The initial interpretations of the art at Lascaux and in other related grottos were couched in suggestions that the paintings and engravings were decorative, or just art for art’s sake. Further analysis at the tail-end of the 20th century suggested that the cave art had deep links to prehistoric rituals promoting fertility and successful hunting. Recent studies have found a systematic sequencing in the renditions of horses, aurochs (an extinct ancestor of domestic cattle), and stags, corresponding to seasonal characteristics of each species representing spring, summer, and autumn respectively. Art historians working for the French Ministry of Culture and Communication have called this process and symbolism a “metaphoric evocation that, in this setting, links biological and cosmic time… with its central theme, the creation of the world.”

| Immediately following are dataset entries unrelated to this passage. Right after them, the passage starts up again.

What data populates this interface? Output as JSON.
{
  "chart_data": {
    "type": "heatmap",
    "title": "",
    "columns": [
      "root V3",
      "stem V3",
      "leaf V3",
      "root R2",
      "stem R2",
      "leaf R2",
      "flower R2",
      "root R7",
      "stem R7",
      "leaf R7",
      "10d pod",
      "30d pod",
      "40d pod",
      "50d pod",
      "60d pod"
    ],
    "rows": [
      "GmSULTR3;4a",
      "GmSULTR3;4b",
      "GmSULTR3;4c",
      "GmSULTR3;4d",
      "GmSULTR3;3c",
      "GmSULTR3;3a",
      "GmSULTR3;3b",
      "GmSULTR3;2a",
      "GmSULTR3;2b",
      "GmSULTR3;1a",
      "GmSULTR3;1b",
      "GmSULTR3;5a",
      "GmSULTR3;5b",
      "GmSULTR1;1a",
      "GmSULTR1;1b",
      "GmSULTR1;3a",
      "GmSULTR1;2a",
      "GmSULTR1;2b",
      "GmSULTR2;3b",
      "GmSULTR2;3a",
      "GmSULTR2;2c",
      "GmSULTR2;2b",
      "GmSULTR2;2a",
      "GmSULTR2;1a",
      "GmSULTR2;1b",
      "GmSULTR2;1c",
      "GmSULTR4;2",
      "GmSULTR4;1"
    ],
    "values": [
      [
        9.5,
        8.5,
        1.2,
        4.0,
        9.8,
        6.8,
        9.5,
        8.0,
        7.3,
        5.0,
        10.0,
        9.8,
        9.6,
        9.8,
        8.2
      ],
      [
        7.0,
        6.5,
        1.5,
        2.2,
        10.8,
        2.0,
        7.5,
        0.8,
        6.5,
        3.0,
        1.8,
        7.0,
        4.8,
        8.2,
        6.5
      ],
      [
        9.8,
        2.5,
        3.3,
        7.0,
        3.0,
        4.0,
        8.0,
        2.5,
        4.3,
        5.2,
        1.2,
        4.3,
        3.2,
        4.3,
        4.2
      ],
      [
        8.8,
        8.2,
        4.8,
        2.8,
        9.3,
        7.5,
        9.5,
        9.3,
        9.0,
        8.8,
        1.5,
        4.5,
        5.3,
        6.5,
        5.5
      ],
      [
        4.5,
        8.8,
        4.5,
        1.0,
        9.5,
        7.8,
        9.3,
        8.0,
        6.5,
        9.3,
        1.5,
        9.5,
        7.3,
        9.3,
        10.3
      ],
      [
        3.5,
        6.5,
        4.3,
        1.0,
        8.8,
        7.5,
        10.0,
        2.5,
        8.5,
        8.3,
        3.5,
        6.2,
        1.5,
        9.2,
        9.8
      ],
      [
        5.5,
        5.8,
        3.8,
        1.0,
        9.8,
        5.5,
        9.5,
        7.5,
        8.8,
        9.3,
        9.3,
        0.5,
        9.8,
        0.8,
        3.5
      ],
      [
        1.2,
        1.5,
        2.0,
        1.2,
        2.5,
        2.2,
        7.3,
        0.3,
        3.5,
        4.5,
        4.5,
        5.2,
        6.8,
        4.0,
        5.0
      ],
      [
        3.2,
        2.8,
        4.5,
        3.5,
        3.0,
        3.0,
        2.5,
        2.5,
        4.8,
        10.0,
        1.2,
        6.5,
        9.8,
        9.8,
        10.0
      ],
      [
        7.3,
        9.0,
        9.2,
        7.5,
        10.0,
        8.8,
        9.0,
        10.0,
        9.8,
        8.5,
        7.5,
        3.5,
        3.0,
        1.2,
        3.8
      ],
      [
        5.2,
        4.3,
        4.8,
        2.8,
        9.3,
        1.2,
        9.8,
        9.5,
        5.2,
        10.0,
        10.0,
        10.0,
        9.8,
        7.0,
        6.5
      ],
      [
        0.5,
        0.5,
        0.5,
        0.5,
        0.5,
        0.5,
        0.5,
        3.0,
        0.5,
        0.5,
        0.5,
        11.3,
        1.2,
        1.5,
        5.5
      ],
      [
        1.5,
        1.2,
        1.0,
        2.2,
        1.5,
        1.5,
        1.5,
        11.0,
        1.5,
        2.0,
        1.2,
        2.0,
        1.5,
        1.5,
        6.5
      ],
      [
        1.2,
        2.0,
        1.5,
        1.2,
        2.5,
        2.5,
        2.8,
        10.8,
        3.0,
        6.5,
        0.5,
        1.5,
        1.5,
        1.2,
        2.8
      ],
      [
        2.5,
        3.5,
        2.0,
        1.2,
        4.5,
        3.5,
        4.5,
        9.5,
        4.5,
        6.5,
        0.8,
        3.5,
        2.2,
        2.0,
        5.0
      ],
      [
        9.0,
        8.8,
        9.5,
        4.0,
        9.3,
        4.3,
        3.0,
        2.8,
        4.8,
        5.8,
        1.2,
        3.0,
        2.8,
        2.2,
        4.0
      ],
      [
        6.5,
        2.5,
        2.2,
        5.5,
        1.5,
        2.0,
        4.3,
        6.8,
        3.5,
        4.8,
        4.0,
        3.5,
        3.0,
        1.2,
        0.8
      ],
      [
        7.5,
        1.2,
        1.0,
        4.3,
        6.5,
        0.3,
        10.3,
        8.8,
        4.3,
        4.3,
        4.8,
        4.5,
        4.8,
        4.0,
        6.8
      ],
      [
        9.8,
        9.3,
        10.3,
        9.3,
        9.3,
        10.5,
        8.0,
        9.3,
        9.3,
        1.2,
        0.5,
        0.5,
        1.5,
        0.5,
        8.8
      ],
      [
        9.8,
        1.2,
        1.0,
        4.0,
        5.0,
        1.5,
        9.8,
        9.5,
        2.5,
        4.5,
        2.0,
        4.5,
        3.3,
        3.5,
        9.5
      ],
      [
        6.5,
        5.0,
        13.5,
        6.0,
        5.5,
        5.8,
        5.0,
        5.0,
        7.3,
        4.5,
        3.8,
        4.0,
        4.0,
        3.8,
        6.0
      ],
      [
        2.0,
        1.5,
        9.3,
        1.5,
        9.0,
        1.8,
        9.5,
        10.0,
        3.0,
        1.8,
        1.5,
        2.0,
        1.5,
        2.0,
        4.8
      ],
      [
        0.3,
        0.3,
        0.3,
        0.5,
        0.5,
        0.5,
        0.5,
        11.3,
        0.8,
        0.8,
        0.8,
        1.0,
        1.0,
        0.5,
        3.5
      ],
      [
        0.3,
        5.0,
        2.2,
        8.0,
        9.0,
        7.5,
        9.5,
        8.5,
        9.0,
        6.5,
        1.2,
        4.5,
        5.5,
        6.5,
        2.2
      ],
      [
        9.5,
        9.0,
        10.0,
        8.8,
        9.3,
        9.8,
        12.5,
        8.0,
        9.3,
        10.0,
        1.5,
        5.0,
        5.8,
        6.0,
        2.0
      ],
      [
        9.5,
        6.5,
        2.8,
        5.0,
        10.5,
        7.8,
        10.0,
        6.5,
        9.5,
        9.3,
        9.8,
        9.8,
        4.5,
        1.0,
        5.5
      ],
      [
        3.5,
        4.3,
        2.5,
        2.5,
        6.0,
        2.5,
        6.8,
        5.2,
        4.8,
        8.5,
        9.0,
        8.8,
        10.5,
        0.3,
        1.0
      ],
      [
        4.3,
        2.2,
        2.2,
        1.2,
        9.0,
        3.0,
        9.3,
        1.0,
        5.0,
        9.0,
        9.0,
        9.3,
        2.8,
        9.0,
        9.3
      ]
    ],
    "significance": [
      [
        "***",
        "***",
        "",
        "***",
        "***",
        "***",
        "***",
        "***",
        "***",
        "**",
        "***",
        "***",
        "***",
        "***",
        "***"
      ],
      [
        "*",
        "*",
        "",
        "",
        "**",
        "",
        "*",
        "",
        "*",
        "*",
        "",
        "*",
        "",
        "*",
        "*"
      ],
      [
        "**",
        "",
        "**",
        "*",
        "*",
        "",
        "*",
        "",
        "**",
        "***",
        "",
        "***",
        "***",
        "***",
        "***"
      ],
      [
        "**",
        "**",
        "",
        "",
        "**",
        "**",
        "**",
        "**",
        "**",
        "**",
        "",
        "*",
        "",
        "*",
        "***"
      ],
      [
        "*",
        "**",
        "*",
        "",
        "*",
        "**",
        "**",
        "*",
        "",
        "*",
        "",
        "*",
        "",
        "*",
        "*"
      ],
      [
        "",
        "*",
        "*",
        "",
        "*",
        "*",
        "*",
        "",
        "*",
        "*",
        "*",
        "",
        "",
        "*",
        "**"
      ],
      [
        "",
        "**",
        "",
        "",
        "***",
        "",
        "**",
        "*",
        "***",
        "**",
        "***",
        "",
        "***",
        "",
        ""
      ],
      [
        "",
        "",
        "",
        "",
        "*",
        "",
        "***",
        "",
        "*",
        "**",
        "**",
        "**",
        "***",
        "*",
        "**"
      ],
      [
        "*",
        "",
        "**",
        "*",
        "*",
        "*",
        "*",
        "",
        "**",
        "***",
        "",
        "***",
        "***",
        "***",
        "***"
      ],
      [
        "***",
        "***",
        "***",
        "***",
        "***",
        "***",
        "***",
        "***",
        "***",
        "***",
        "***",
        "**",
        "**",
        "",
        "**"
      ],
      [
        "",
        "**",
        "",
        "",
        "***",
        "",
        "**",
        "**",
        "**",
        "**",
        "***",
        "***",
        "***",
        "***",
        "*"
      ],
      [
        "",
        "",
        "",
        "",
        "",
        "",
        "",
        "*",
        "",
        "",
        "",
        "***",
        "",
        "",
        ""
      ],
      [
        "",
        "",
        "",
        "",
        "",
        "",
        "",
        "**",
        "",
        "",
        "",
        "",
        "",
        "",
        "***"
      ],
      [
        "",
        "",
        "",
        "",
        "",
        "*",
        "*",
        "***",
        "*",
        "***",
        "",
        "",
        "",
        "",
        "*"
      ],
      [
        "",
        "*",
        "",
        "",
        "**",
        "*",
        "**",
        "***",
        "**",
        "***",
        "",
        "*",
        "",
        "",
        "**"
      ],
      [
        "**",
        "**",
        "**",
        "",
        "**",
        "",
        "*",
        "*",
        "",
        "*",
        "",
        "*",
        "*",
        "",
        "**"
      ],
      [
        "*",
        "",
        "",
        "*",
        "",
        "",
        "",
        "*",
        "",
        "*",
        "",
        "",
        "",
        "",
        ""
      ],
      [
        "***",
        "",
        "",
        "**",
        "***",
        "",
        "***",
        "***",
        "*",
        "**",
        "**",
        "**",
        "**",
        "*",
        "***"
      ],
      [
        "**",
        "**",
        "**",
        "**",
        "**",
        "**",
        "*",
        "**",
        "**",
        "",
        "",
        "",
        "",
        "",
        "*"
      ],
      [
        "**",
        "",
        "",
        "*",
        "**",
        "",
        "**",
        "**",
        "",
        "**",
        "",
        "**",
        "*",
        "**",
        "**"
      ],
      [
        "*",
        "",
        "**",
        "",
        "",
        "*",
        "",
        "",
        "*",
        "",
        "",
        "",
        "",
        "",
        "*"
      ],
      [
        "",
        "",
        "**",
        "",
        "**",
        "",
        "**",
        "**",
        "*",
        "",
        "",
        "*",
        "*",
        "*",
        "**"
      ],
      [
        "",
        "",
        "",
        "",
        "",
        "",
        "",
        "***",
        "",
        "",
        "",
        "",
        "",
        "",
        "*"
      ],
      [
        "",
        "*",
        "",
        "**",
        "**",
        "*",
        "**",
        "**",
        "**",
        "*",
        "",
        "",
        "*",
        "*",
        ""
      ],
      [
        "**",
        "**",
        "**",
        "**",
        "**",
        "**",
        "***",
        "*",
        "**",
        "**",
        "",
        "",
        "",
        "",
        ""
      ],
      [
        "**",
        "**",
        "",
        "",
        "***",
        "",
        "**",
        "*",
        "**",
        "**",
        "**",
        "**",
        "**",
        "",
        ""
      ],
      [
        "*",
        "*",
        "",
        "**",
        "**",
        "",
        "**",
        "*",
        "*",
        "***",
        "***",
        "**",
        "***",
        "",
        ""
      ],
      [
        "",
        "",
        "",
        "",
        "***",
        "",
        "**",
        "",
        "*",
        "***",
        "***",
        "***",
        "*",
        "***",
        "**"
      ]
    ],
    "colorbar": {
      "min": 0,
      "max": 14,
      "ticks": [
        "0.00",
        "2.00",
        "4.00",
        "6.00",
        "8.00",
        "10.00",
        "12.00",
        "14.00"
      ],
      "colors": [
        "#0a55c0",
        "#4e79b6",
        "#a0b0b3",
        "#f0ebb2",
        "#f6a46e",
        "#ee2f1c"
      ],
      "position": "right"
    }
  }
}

Soon after art historians accepted these seasonal and temporal connections within the cave art, archaeoastronomer Michael A. Rappenglück of The Institute for Interdisciplinary Studies in Gilching, Germany, began addressing the possible astronomical significance of the cave imagery. He noticed a group of six spots painted above the back of one of the aurochs in a part of the cave known as the Hall of the Bulls. Charcoal freckles surround the creature’s eye, which Rappenglück thought could represent the eye of the Taurus constellation embedded in the Hyades cluster. Astronomical calculations of when the Hyades cluster would have been visible to Northern Hemisphere observers during the season depicted in the image match well with the date range given by carbon-14 dating of the charcoal traces. He added a fresh layer of interpretation to the images with his conclusion that the cyclical appearance and disappearance of the Pleiades provided a celestial clock, used alongside carved-bone lunar calendars by hunters of the Magdalenian period or just before.